Kakinya menendang ujung alunya sendiri dan ia terhuyung lalu terpincang-pincang, berputaran sambil mengeluh,
"Aduh...aduh...!"
Tentu saja pemandangan yang amat lucu ini membuat semua orang tertawa bergelak, dan mbok Bejo buru-buru menolong suaminya dan mengelus-elus tulang kering kaki suaminya yang menjadi biru.
"Mari kuparami, pakne,"
Katanya menghibur. Pada saat itu, tiba-tiba dari jurusan rumah kelurahan, datang berlari Ki Lurah Reksoyudo dengan muka pucat. Begitu melihat Pangeran Tohjaya, ia lalu menjatuhkan diri bersimpuh dan menyembah di depan pangeran itu sambil menangis.

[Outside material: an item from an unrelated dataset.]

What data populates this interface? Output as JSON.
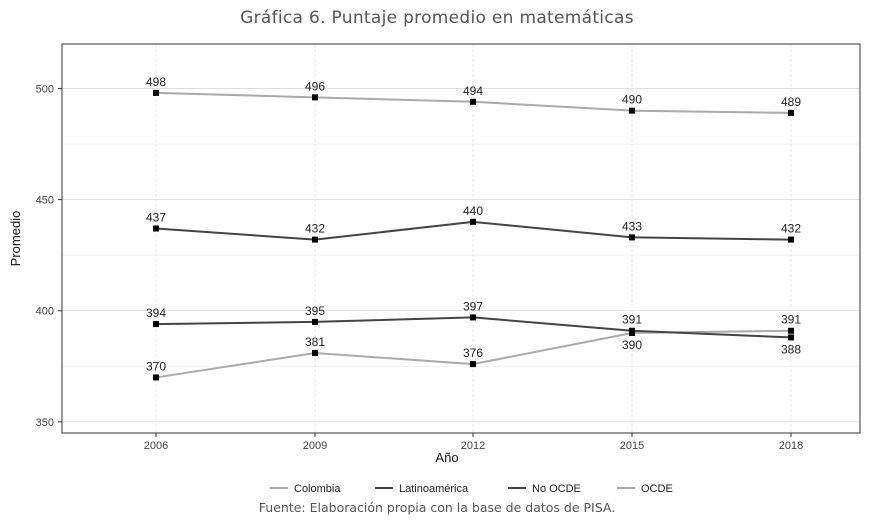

"Eh, eh, ki lurah, kau kenapakah? Apakah ada korban jatuh di antara keluargamu?"
Tanya Pangeran Tohjaya.
"Ketiwasan, kanjeng gusti, ketiwasan..."
Kata pak lurah sambil menangis.
"Puteri hamba, Mekarsari, telah diculik dan dibawa lari oleh Klabang Songo!"
Pangeran Tohjaya terkejut. Sesungguhnya, kedatangannya pada malam hari itu di dusun Karangluwih bukanlah hal yang kebetulan saja. Dari dusun yang berdekatan, ketika ia sedang mengadakan perjalanan dalam usahanya mempertinggi nama dengan menolong rakyat, ia telah mendengar tentang kecantikan Mekarsari yang dipuji-puji orang setinggi gunung. Untuk menyaksikan kecantikan si juwita inilah ia memimpin pasukannya menuju ke dusun Karangluwih dan kebetulan dapat menolong dusun itu dari ancaman anak buah perampok Klabang Songo.
"Apa? Puterimu si cantik Mekarsari dibawa lari oleh Klabang Songo? Ke mana larinya si bedebah itu?"
Tanyanya marah.
"Menurut keterangan orang-orang yang melihatnya, ia melarikan diri menunggang kuda menuju ke utara, gusti. Hamba menyerahkan keselamatan puteri hamba itu ke tangan paduka yang berkuasa!"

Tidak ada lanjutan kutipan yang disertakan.